# Personal bowhunting goal reached.



## INGOZI (May 9, 2005)

I have been looking to hunt a decent Nyala with my bow for many years, along the way I have had a great time in stalking and passing many a bull. Looking for "that" bull, the one that has everything that defines a trophy Nyala. Today was my day...

I have been hunting the same property for quite some time as I believed there are some great trophies, I have seen many a bull at a distance that would make any hunters knees weak! I thought today to be a good day to go see if I could find something for the pot as I was itching to get in the veldt again. I was driving around looking for an Impala herd in a stalkable position when my eyes caught something red on an opposite hill, my binos showed it to be two Nyala females, a little scouting revealed what looked to be a mature bull holding to some thick brush. I just had a peculiar feeling about the hidden bull so I decided to park the bakkie and slowly make my way over there.
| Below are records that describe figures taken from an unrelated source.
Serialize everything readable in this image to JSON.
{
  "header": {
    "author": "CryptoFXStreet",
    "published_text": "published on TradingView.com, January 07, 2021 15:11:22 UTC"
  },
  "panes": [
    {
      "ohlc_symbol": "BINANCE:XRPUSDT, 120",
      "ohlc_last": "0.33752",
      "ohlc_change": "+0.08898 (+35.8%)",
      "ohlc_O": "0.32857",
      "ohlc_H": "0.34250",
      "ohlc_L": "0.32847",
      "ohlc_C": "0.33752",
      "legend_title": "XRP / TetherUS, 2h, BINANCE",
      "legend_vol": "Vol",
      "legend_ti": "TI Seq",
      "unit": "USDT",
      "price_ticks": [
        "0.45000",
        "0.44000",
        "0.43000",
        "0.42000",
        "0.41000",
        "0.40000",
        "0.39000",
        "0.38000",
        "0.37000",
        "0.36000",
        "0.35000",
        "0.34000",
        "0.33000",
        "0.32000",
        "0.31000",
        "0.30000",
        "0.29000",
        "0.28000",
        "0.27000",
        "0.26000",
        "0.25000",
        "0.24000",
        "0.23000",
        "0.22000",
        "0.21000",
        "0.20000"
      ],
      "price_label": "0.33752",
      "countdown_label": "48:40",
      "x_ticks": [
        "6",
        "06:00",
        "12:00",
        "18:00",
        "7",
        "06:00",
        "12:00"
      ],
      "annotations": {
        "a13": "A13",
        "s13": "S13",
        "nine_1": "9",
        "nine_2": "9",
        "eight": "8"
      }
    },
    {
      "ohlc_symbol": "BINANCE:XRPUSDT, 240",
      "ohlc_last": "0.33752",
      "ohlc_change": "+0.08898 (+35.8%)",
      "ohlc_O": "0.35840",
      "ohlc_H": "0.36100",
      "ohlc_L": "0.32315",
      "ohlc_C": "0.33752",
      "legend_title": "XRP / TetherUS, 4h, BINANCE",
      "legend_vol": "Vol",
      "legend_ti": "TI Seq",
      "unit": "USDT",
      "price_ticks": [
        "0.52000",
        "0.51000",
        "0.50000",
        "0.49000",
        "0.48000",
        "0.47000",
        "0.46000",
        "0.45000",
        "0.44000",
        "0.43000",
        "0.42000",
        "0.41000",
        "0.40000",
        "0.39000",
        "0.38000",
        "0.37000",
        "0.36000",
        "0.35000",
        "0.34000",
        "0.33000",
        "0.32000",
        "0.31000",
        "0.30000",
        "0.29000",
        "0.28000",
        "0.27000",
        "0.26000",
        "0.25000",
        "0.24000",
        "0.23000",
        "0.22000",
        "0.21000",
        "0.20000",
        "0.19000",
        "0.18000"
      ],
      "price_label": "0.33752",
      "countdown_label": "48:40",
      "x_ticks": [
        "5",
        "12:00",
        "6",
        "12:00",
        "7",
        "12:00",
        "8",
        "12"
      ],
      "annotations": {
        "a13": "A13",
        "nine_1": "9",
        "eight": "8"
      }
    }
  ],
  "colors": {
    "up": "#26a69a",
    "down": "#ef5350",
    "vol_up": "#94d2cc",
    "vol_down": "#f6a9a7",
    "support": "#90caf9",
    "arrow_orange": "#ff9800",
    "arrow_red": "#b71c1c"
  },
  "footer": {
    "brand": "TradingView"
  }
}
Keeping the wind in my favour I soon found myself about 80yards from the small group, I dropped to my knees and used my binos to see if I could find the bull. My heart nearly skipped a beat when I saw him...... for the rest of the story of how I got to put a single arrow through both the lungs of my 29" bull, you will have to keep an eye on the Africas Bowhunter...:wink:


----------



## Karoojager (Dec 20, 2005)

Yippeee, Engee, what a nice bull:darkbeer:
My congratulation Boet, I am very nuuskierig for the full story.


----------



## Gerhard (Aug 3, 2005)

Congrats Boet,

Thats an awesome trophy.


----------



## jnwright (May 11, 2008)

Engee ek is saam met jou bly!

Baie geluk!


----------



## Drenalinjunkie8 (Sep 19, 2007)

Blerrie mooi bul Engee!!!!!


----------



## cmitch (Dec 6, 2006)

Ditto


----------



## ASG (Jun 25, 2007)

Engee,

That's a great looking trophy.

Congratulations!:wink:


----------



## Ruhan (Jun 13, 2007)

Briljant!

Baie geluk Engee, dis 'n baie mooi trofee.


----------



## normbates1 (Apr 14, 2008)

Sweet!!!


----------



## Matatazela (Mar 1, 2005)

Pragtig, Engee. VWD!!!


----------



## Bushkey (Mar 17, 2006)

Moerse nice.:wink:


----------



## 2005Ultramag (Apr 3, 2005)

Awesome!

The closest I'll likely ever get to one of them is my TV set.


----------



## nimrod-100 (Jan 11, 2006)

Congratulations Engee!!!
What an awesome great Nyala trophy bull.


----------



## Philip Moolman (Jan 31, 2006)

*Nyala*

Fantastiese trofee.Dit maak dit nog indrukwekkender as jy van die voet af gedoen het!Geluk Engee!
Philip


----------



## Hoytitoyti (Feb 14, 2006)

*Great!*

Baie geluk Engee! Jou knieë is seker nou nog lam! Dit is 'n baie mooi trofee, "the stuff dreams are made of"!


----------



## OutaAfrica (Mar 14, 2007)

Mooi Maat jy bewe seker nog steeds?


----------



## No Mercy (Feb 12, 2005)

Congrats Engee-a beautiful trophy!


----------



## INGOZI (May 9, 2005)

Dankie ouens, ja nee, die lekkerste van so 'n trofee is die shakes wat jy na die tyd kry!! What a rush!


----------



## Balky (Jun 20, 2006)

*Nyala*

Engee

Great! The best thing about this trophy is that you stalked him and that's really what counts. Also nice to see that the bull is properly mature and that the hair between the horns at the bases is dark. 

Cheers

Balky


----------